Die Monolithen in Südäthiopien sind 1000 Jahre älter als bisher angenommen

Sakaro Sodo, aufgenommen im Jahr 2014. Foto von Ashenafi Zena

Die manchmal phallusförmigen mehr als 10.000 stehenden Steine stammen dennoch nicht aus der Steinzeit, sondern wurden im ersten Jahrhundert nach Christus errichtet

Die alten Steinmonolithen in Südäthiopien, die bis zu 6 m hoch sind, sind laut einer neuen Studie im Journal of African Archaeology 1.000 Jahre älter als Wissenschaftler bisher annahmen. Ein Forscherteam der Washington State University (WSU) nutzte fortschrittliche Radiokohlenstoffdatierung und stellte so fest, dass die oft phallusförmigen Stelen an der archäologischen Stätte Sakaro Sodo in der Gedeo-Zone wahrscheinlich irgendwann im ersten Jahrhundert n. Chr. entstanden sind.

Bisher hatte es nur einen Versuch von französischen Wissenschaftlern in den 1990ern gegeben, das Alter der Stelen zu bestimmen. Dabei wurde für die Monumente von Tuto Fela im nördlichen Teil von Gedeo ein Datum von etwa 1100 n. Chr. ermittelt.

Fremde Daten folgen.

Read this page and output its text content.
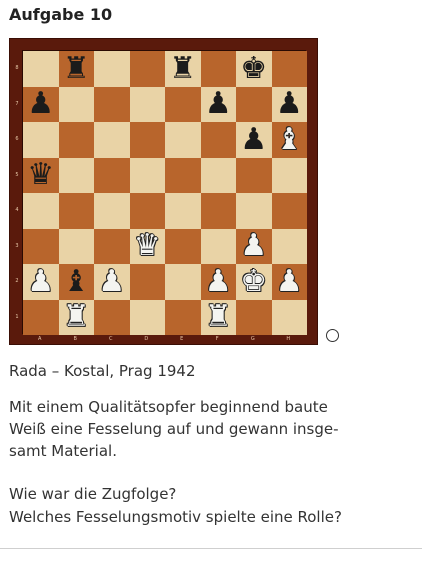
Aufgabe 10
♜	♜ ♚
♟	♟ ♟
♟ ♝
♛
♛	♟
♟ ♝ ♟	♟ ♚ ♟
♜	♜
8
7
6
5
4
3
2
1
A	B	C	D	E	F	G	H
Rada – Kostal, Prag 1942
Mit einem Qualitätsopfer beginnend baute
Weiß eine Fesselung auf und gewann insge-
samt Material.
Wie war die Zugfolge?
Welches Fesselungsmotiv spielte eine Rolle?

Sakaro Sodo und andere archäologische Stätten in der Gedeo-Zone, die zum UNESCO-Weltkulturerbe gehören, weisen die größte Anzahl und die höchste Konzentration megalithischer Stelen in Afrika auf. Die stehenden Steine unterscheiden sich sehr in Größe, Funktion und Anordnung in der Landschaft. Während viele der Monolithen umgestürzt und/oder schmucklos sind, weisen einige wenige kunstvoll gearbeitete Gesichter und andere in den Stein gehauene anthropomorphe Motive auf, die heute noch zu sehen sind.

Jedoch ist bisher wenig darüber bekannt, warum und wie sie gebaut wurden.

„Dies ist eine der am wenigsten untersuchten archäologischen Stätten der Welt, und das wollen wir ändern“, sagt Ashenafi Zena, Hauptautor der Studie und ehemaliger Doktorand der WSU, der jetzt bei der State Historical Society of North Dakota arbeitet.

Sakaro Sodo. Foto: Andrew Duff

Anhand der neuen Untersuchungen konnten die Forscher auch die Ursprungsorte des Rohsteins bestimmen.

Während über die Hirten- und/oder Ackerbauern, die die Region Sakaro Sodo in Südäthiopien um die erste Jahrtausendwende bevölkerten, nur wenig bekannt ist, scheinen die neuen Daten zur Aufstellung der Stelen mit der Ankunft domestizierter Tiere in der Region und den Anfängen komplexerer sozialer und wirtschaftlicher Systeme zusammenzufallen.

„Einer der Gründe, warum diese Forschung so wichtig ist, liegt darin, dass sie ein neues Licht darauf werfen kann, womit die frühesten Menschen in diesem Gebiet ihren Lebensunterhalt verdienten und welche kulturellen und sozialen Praktiken sie anwandten“, so Andrew Duff, Professor für Anthropologie an der WSU.

Überlieferungen deuten darauf hin, dass die ältesten Stelen in Äthiopien in Sakaro Sodo und an anderen nahe gelegenen Orten wahrscheinlich zu zwei Zwecken errichtet wurden: zur Erinnerung an die Machtübertragung von einer Generation auf die nächste oder zur Aufzeichnung und Würdigung von Gruppenleistungen.